Just the two big ones here, unfortunately there don’t seem to be any papers out there on Google’s Borg project.
- Mesos as mentioned above is what I currently use to manage Spark resources.
- Omega is (was?) a project whose aim is/was to fix shortcomings in Google’s existing cluster scheduling/management system (assuming Borg).
More Programming Models
- DryadLINQ is a higher-level programming model built on top of Dryad. Composition FTW.
- Pregel a graph processing paper from Google. References Dryad as well but I’m not sure how close it is as I haven’t read it yet and it seems to be less about dataflow.
- MapReduce Online for an iterative MapReduce.
- Distributed GraphLab sounds like another graph-like computation model but one that embraces asynchrony and parallelism a bit more.

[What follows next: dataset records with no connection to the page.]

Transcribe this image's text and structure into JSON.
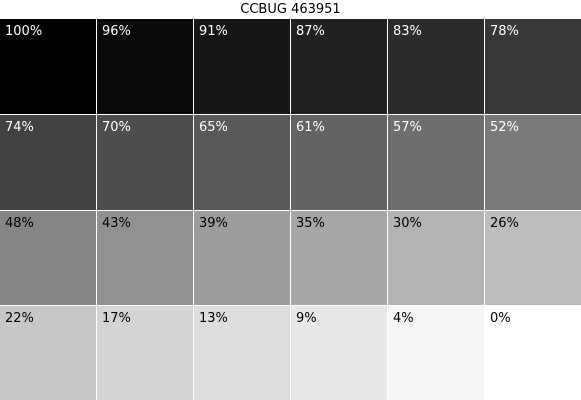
{
  "title": "CCBUG 463951",
  "grid": {
    "rows": [
      [
        {
          "label": "100%",
          "color": "#000000",
          "text_color": "#ffffff"
        },
        {
          "label": "96%",
          "color": "#0a0a0a",
          "text_color": "#ffffff"
        },
        {
          "label": "91%",
          "color": "#171717",
          "text_color": "#ffffff"
        },
        {
          "label": "87%",
          "color": "#212121",
          "text_color": "#ffffff"
        },
        {
          "label": "83%",
          "color": "#2b2b2b",
          "text_color": "#ffffff"
        },
        {
          "label": "78%",
          "color": "#383838",
          "text_color": "#ffffff"
        }
      ],
      [
        {
          "label": "74%",
          "color": "#424242",
          "text_color": "#ffffff"
        },
        {
          "label": "70%",
          "color": "#4d4d4d",
          "text_color": "#ffffff"
        },
        {
          "label": "65%",
          "color": "#595959",
          "text_color": "#ffffff"
        },
        {
          "label": "61%",
          "color": "#636363",
          "text_color": "#ffffff"
        },
        {
          "label": "57%",
          "color": "#6e6e6e",
          "text_color": "#ffffff"
        },
        {
          "label": "52%",
          "color": "#7a7a7a",
          "text_color": "#ffffff"
        }
      ],
      [
        {
          "label": "48%",
          "color": "#858585",
          "text_color": "#000000"
        },
        {
          "label": "43%",
          "color": "#919191",
          "text_color": "#000000"
        },
        {
          "label": "39%",
          "color": "#9c9c9c",
          "text_color": "#000000"
        },
        {
          "label": "35%",
          "color": "#a6a6a6",
          "text_color": "#000000"
        },
        {
          "label": "30%",
          "color": "#b3b3b3",
          "text_color": "#000000"
        },
        {
          "label": "26%",
          "color": "#bdbdbd",
          "text_color": "#000000"
        }
      ],
      [
        {
          "label": "22%",
          "color": "#c7c7c7",
          "text_color": "#000000"
        },
        {
          "label": "17%",
          "color": "#d4d4d4",
          "text_color": "#000000"
        },
        {
          "label": "13%",
          "color": "#dedede",
          "text_color": "#000000"
        },
        {
          "label": "9%",
          "color": "#e8e8e8",
          "text_color": "#000000"
        },
        {
          "label": "4%",
          "color": "#f5f5f5",
          "text_color": "#000000"
        },
        {
          "label": "0%",
          "color": "#ffffff",
          "text_color": "#000000"
        }
      ]
    ]
  }
}
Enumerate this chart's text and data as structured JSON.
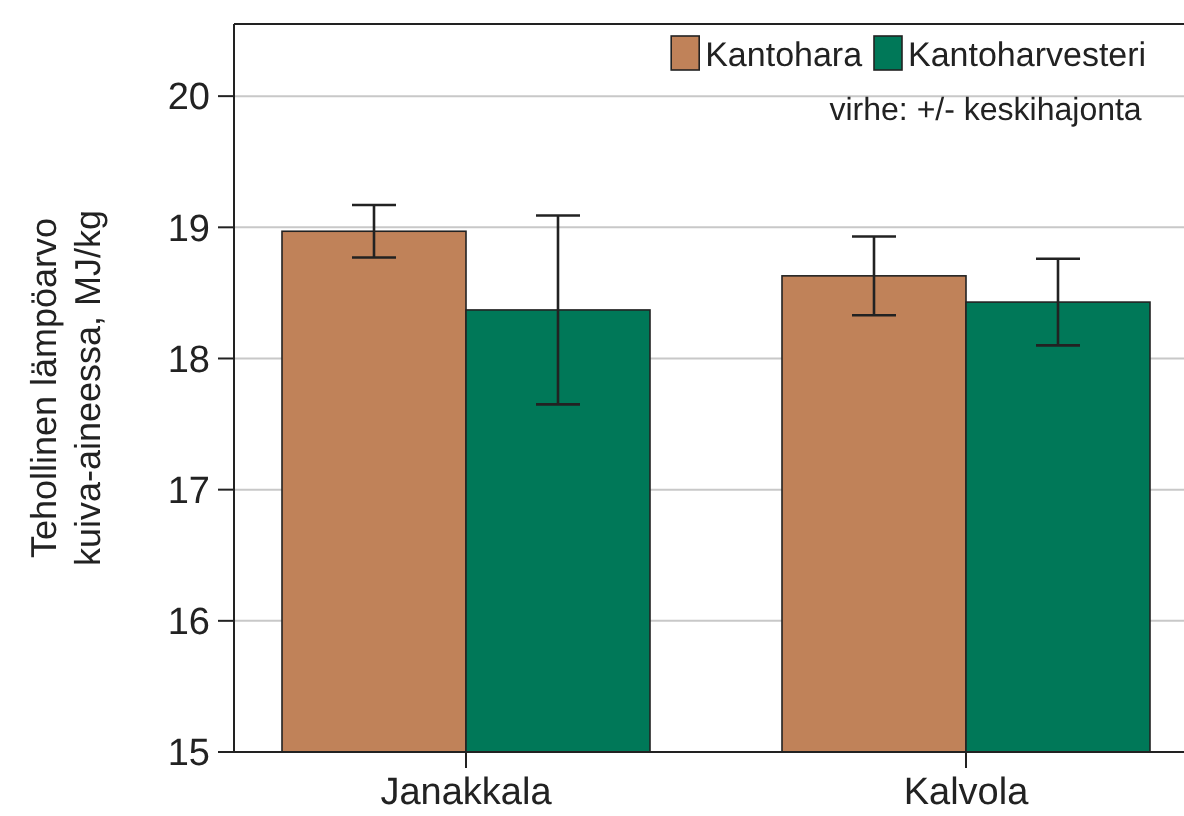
{
  "chart_data": {
    "type": "bar",
    "ylabel": "Tehollinen lämpöarvo\nkuiva-aineessa, MJ/kg",
    "categories": [
      "Janakkala",
      "Kalvola"
    ],
    "series": [
      {
        "name": "Kantohara",
        "color": "#c08259",
        "values": [
          18.97,
          18.63
        ],
        "errors": [
          0.2,
          0.3
        ]
      },
      {
        "name": "Kantoharvesteri",
        "color": "#007858",
        "values": [
          18.37,
          18.43
        ],
        "errors": [
          0.72,
          0.33
        ]
      }
    ],
    "ylim": [
      15,
      20.55
    ],
    "yticks": [
      15,
      16,
      17,
      18,
      19,
      20
    ],
    "grid": "y",
    "legend": "top right",
    "annotations": [
      "virhe: +/- keskihajonta"
    ]
  }
}
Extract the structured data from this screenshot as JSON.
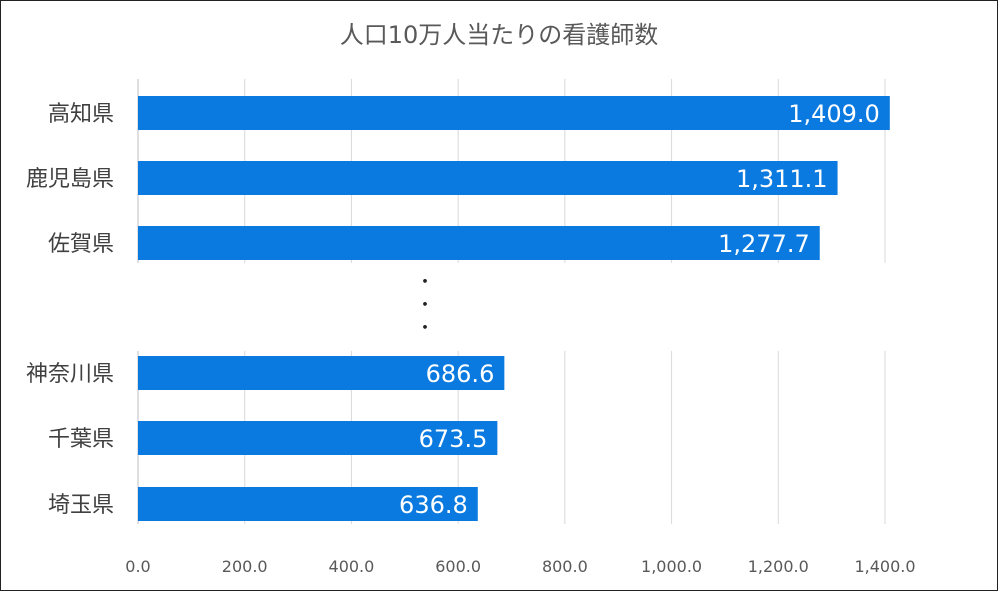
{
  "chart_data": {
    "type": "bar",
    "orientation": "horizontal",
    "title": "人口10万人当たりの看護師数",
    "categories": [
      "高知県",
      "鹿児島県",
      "佐賀県",
      "神奈川県",
      "千葉県",
      "埼玉県"
    ],
    "values": [
      1409.0,
      1311.1,
      1277.7,
      686.6,
      673.5,
      636.8
    ],
    "value_labels": [
      "1,409.0",
      "1,311.1",
      "1,277.7",
      "686.6",
      "673.5",
      "636.8"
    ],
    "gap_marker": "・・・",
    "xlim": [
      0,
      1400
    ],
    "x_ticks": [
      "0.0",
      "200.0",
      "400.0",
      "600.0",
      "800.0",
      "1,000.0",
      "1,200.0",
      "1,400.0"
    ],
    "grid": true,
    "bar_color": "#0A7AE0",
    "gridline_color": "#D9D9D9",
    "text_color": "#595959"
  }
}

Possibly belongs in the next category but I’m not sure yet.
- MillWheel as recommended by Omar talks about stream processing but does appear to tackle the problem with a form of computation graph that looks like a dataflow approach.
- Naiad is relatively recent from Microsoft Research (2013) and intriguingly mentions “cyclic dataflow” (also via Omar).
- Derflow is about “deterministic dataflow” with Erlang. Sounds too good to pass up.
- Condor is referenced both by MapReduce and Dryad as an inspiration for cluster management approaches so I’ve added it to get a bit more perspective at the end.
- The Datacenter as a Computer (thanks to Michael for the reminder) is a bit over 100 pages but seems to cover a lot more of Google’s general approach to clusters and more.